Rui Pedro Godinho/Divulgação
Rui Pedro Godinho/Divulgação

João Victor Marcari Oliva cresce como cavaleiro e criador

Filho de Hortência representa o Brasil na final da Copa do Mundo de Adestramento

Nathalia Garcia, O Estado de S.Paulo

30 de março de 2017 | 07h01

Depois de vivenciar a primeira experiência olímpica, João Victor Oliva Marcari enfrenta mais um desafio importante na carreira: é o único brasileiro na final da Copa do Mundo de Adestramento em Ohama, nos Estados Unidos. E o filho da ex-jogadora de basquete Hortência não está focado apenas no resultado: "Espero fazer uma apresentação que mostre minha montaria para o mundo inteiro".

Com o puro sangue lusitano Xamã dos Pinhais, o atleta estreia nesta quinta-feira, às 16 horas (horário de Brasília), em prova que habilita os melhores resultados para o Grand Prix Freestyle - disputa com coreografia livre e música -, marcada para sábado. Para um bom desempenho, João Victor sabe que o vínculo entre cavalo e cavaleiro é fundamental.

E é a paixão pelo animal que rege sua vida desde a infância em Araçoiaba da Serra, no haras da família. Aos 21 anos, João Victor vive na Alemanha desde 2014, sob a orientação do renomado treinador Norbert van Laak. Isso não quer dizer que esqueceu suas origens. Fã de música sertaneja de raiz - como Milionário e José Rico, Tião Carreiro e Pardinho, Matogrosso e Mathias -, o atleta se mantém fiel ao jeito caipira. 

"Prefiro o campo, sossego e meus cavalos por perto", conta o atleta, que reconhece que não puxou esse lado do pai, o empresário da noite José Victor Oliva. Mas o patriarca é a sua principal influência como criador de animais. "Meu pai já criava cavalos antes do meu nascimento, agora estou apenas seguindo com o que ele começou. Tudo que sei e que sou é mérito dele, pois é meu patrocinador mais importante, e apaixonado por cavalos", exalta.

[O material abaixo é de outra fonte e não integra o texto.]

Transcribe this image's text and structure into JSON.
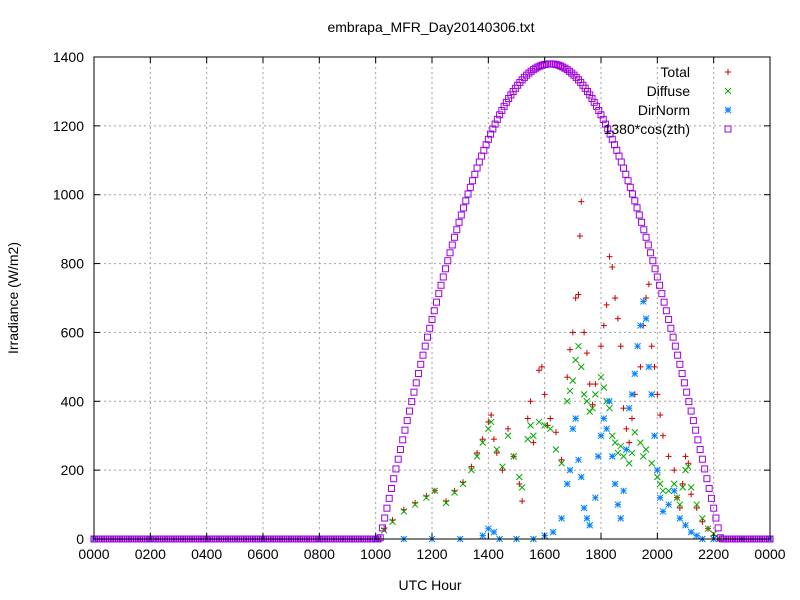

São cerca de 90 cavalos - das raças warmblood e puro-sangue lusitano - em solo brasileiro. Ajudar no intercâmbio entre criadores locais e alemães também está entre os seus planos, mas o cavaleiro reconhece que diversos fatores dificultam essa ligação entre os países. Um deles é o mormo, doença infecto-contagiosa e letal de equinos, que fez a Europa proibir a entrada de cavalos vindos do Brasil, exigindo uma quarentena para a liberação.

Para ser bem-sucedido nesse mercado, João Victor vê o conhecimento como imprescindível. "É importante para a evolução dos cavalos, com o objetivo de criar animais que forneçam qualidade, força e submissão necessária para competir em alto nível futuramente." E no caso dele a instrução veio com experiência. "Tudo o que sei vem da prática e da história dos cavalos. Penso em estudar, mas fica difícil focar em duas coisas com o treinamento intensivo", conta. 

A carreira esportiva é a prioridade do jovem cavaleiro, e a inspiração nesse sentido vem da mãe. Ser chamado constantemente de 'filho da Hortência' não é algo que lhe incomode. "Tenho orgulho em ser filho da rainha do basquete. Procuro tentar ser, no meu esporte, o que ela foi no dela", afirma. O hipismo permite uma trajetória longeva, e, aos 21 anos, reconhece que ainda está distante do auge. Os objetivos, por outro lado, já estão bem delineados em sua mente: "Espero aprender o máximo que puder para, no futuro, ser um grande cavaleiro, ensinar muitos cavalos, vendê-los ou competir com eles".